Warranty periods have been slowing increasing as the industry has
gained field experience.
> I do know that the life of any semiconductor is measured as the
> integral of the heat it experiences. Heat causes the doping to
> migrate, and when it migrates far enough the part fails.
That's true for certain kinds of dopants (it's particularly true
if you have copper involved), but dopant migration is not an
issue for any commercial solar modules that I know of. (The
situation may be different for exotic technologies). This is
because solar cells are very simple devices, they're just
enormous diodes.
Virtually all solar module failures in the field are caused by
mechanical issues (bad solder joints, cracks, delamination), not
by semiconductor degradation.
> PV panels can get pretty hot in direct sunlight.

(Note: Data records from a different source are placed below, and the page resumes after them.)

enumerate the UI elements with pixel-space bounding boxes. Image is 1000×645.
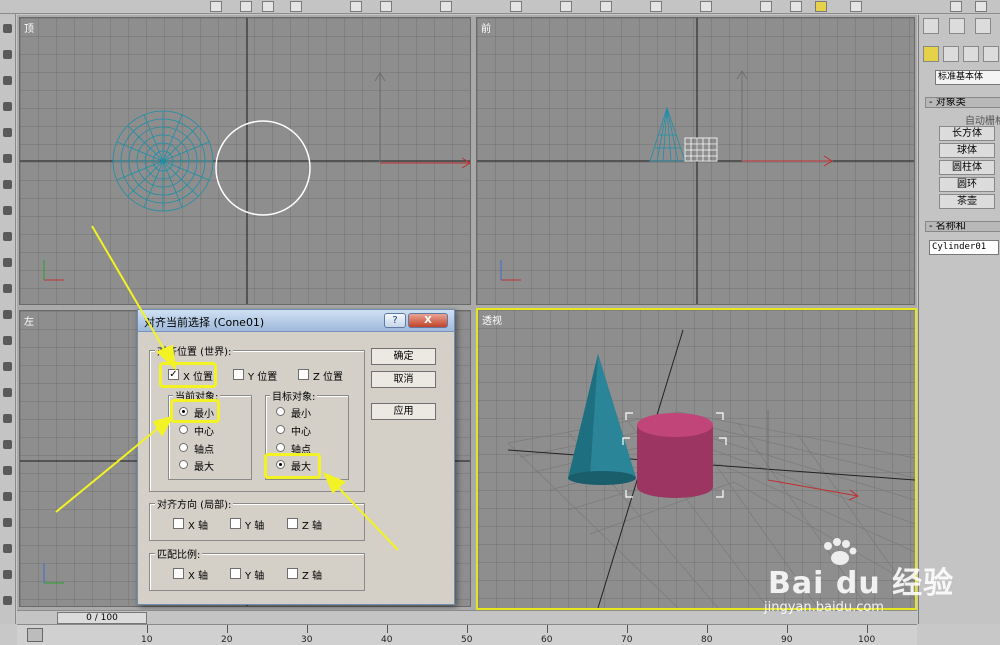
- arrow-to-current-min: [55, 424, 163, 513]
- lights-icon[interactable]: [963, 46, 979, 62]
- tick-mark: [547, 625, 548, 633]
- tick-label: 30: [301, 635, 313, 645]
- tick-label: 70: [621, 635, 633, 645]
- tick-label: 50: [461, 635, 473, 645]
- category-dropdown[interactable]: 标准基本体: [935, 70, 1000, 85]
- modify-tab-icon[interactable]: [949, 18, 965, 34]
- cameras-icon[interactable]: [983, 46, 999, 62]
- tick-label: 60: [541, 635, 553, 645]
- box-button[interactable]: 长方体: [939, 126, 995, 141]
- tick-label: 90: [781, 635, 793, 645]
- create-tab-icon[interactable]: [923, 18, 939, 34]
- watermark-brand: Bai du 经验: [768, 566, 955, 601]
- tick-mark: [307, 625, 308, 633]
- key-filter-icon[interactable]: [27, 628, 43, 642]
- tick-mark: [707, 625, 708, 633]
- shapes-icon[interactable]: [943, 46, 959, 62]
- time-slider[interactable]: 0 / 100: [57, 612, 147, 624]
- tick-label: 100: [858, 635, 876, 645]
- hierarchy-tab-icon[interactable]: [975, 18, 991, 34]
- cylinder-button[interactable]: 圆柱体: [939, 160, 995, 175]
- sphere-button[interactable]: 球体: [939, 143, 995, 158]
- tick-mark: [627, 625, 628, 633]
- tick-label: 40: [381, 635, 393, 645]
- object-type-rollout[interactable]: - 对象类: [925, 97, 1000, 108]
- teapot-button[interactable]: 茶壶: [939, 194, 995, 209]
- tick-label: 80: [701, 635, 713, 645]
- geometry-icon[interactable]: [923, 46, 939, 62]
- tick-label: 10: [141, 635, 153, 645]
- torus-button[interactable]: 圆环: [939, 177, 995, 192]
- 3dsmax-window: 顶 前 左 透视 对齐当前选择 (Cone01) ? X 对齐位置 (世界): …: [0, 0, 1000, 645]
- baidu-watermark: Bai du 经验 jingyan.baidu.com: [756, 538, 956, 628]
- watermark-url: jingyan.baidu.com: [764, 600, 884, 615]
- tick-mark: [227, 625, 228, 633]
- object-name-field[interactable]: Cylinder01: [929, 240, 999, 255]
- tick-label: 20: [221, 635, 233, 645]
- name-color-rollout[interactable]: - 名称和: [925, 221, 1000, 232]
- tick-mark: [147, 625, 148, 633]
- command-panel: 标准基本体 - 对象类 自动栅格 长方体 球体 圆柱体 圆环 茶壶 - 名称和 …: [918, 15, 1000, 624]
- tick-mark: [387, 625, 388, 633]
- tick-mark: [467, 625, 468, 633]
- arrow-to-x-position: [91, 225, 169, 357]
- auto-grid-label: 自动栅格: [965, 116, 1000, 127]
- arrow-to-target-max: [333, 482, 399, 551]
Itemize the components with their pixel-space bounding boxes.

They do. Still not as hot as a CPU though!
> Heating/cooling cycling will also cause cracking.
Most of these problems were solved in the 80's.
We were continuously doing accelerated lifetime testing of our
own modules and ones from various manufacturers. Temperature
cycling, humidity freeze, hail impact testing (that's fun), wind
load testing (that's really fun), etc.
For some silicon modules you can get oxygen-boron complexes
induced by UV, which causes a slow reduction in power, but our
modules survived 200 years equivalent UVB exposure with no
degradation whatsoever.
> Circuit boards, inverters, etc., also fail, and you'd need some
> assurance you can get replacement parts for 20 years.
That one is definitely true. Even worse is batteries for off-grid
systems, batteries have a very short lifetime.